Born in Singapore.
Lives and works in Sydney, Australia.
Ben Ali Ong is an artist working predominantly across photography, video and mixed media. Choosing to work solely in black and white, his brooding photographs are defined by their use of dream-like imagery. Often blurry, grainy and scratched – Ong’s pictorial choices appear to be made completely at random, creating a disjointed and surreal narrative.
Preferring the artworks to speak for themselves, Ong presents them in a manner that allows the viewer to construct their own meanings and interpretations, in order to achieve a state of self-reflection. This idea is concurrent throughout all of Ong’s works and is inspired by Surrealist film and writing. The notion of the artwork being an open-ended fragment with multiple arrangements as well as the potential to convey a subconscious, or spiritual source.
The inherent allure of Ben Ali Ong’s photographs stems from the psychological pull which draws the viewer into each work. Ong’s work has an underlying sense of anguish and sorrow (perhaps even horror) which clings to these black and white photographs. The shadowy, brooding drama and chiaroscuro of the artist’s work captures the delicate interplay between lightness and darkness in a way which acts as a visual metaphor for the vagaries of human existence; alluding to the idea that the beauty and fragility of life are inseparable from the horror and sorrow which accompany it. The resulting emotional pull resonates with and touches some deep inner core which resides within all humanity, transporting us away from our everyday existence. In this way, Ong’s photographs, which are at once both beautiful and frightening, achieve a timeless, unknown, almost half forgotten quality or existence which touches upon ideas of life, death and morality.
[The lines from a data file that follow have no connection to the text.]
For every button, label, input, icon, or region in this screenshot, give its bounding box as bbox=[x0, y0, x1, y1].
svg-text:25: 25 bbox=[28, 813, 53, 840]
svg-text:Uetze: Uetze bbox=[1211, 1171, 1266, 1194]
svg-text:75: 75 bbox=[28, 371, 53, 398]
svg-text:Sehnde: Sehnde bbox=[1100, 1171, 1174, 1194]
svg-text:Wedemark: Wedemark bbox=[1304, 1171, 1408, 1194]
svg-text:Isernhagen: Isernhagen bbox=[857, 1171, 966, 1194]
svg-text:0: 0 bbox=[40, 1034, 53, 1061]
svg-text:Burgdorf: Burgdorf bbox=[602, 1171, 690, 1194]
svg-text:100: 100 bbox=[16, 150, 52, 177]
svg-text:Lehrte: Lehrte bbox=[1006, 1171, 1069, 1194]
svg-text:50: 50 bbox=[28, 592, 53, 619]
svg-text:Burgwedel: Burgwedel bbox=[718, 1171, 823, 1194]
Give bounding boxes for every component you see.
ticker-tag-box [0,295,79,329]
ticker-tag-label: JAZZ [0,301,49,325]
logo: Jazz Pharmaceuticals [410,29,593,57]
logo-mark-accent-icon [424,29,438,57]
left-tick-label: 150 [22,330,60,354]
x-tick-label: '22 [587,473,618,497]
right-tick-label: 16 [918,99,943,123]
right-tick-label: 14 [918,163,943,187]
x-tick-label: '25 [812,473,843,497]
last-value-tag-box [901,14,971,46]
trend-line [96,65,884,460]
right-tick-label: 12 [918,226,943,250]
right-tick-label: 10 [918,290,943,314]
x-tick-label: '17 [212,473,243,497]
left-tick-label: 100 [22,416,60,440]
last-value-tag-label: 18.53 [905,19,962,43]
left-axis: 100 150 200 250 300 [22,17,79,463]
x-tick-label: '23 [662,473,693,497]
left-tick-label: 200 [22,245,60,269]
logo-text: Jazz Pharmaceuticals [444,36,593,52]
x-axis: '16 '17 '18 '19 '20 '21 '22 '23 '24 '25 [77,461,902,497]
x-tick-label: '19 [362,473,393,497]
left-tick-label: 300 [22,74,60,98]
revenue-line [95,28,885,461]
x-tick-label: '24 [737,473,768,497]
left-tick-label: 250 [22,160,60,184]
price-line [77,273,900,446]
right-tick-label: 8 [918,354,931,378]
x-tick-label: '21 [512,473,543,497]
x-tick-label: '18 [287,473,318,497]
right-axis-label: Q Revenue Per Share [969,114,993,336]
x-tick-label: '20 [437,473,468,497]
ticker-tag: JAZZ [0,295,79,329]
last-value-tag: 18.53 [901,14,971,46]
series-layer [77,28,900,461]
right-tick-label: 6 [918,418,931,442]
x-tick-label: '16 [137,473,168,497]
In his most recent series of works, Ong has abandoned the camera for a series of six large unframed monochrome works. The camera-less prints, among them, All the loveless land and Whatever poetic heritage I have is hers, responding and instinctively tracing the marks and musings from his own inner narrative and personal cosmos. The painterly and spontaneous calligraphic mark-making of gestural abstraction and sgraffito scribbles and scratchings that the artist incises directly onto a blank negative devolve from writing and are exploited for his series of large-scale expressive abstract prints that that run counter to the accepted tenets of realist imagery and precise technical approaches of photographic practice.
Ben Ali Ong has been exhibiting in solo and group exhibitions for over a decade and has been a finalist in many prestigious photographic awards including The Josephine Ulrick and Win Schubert Photography Award, The Redlands Art Prize, The Olive Cotton Photographic Prize, The Moran Photographic Prize and the Blake Prize. His work is held in numerous corporate and private collections.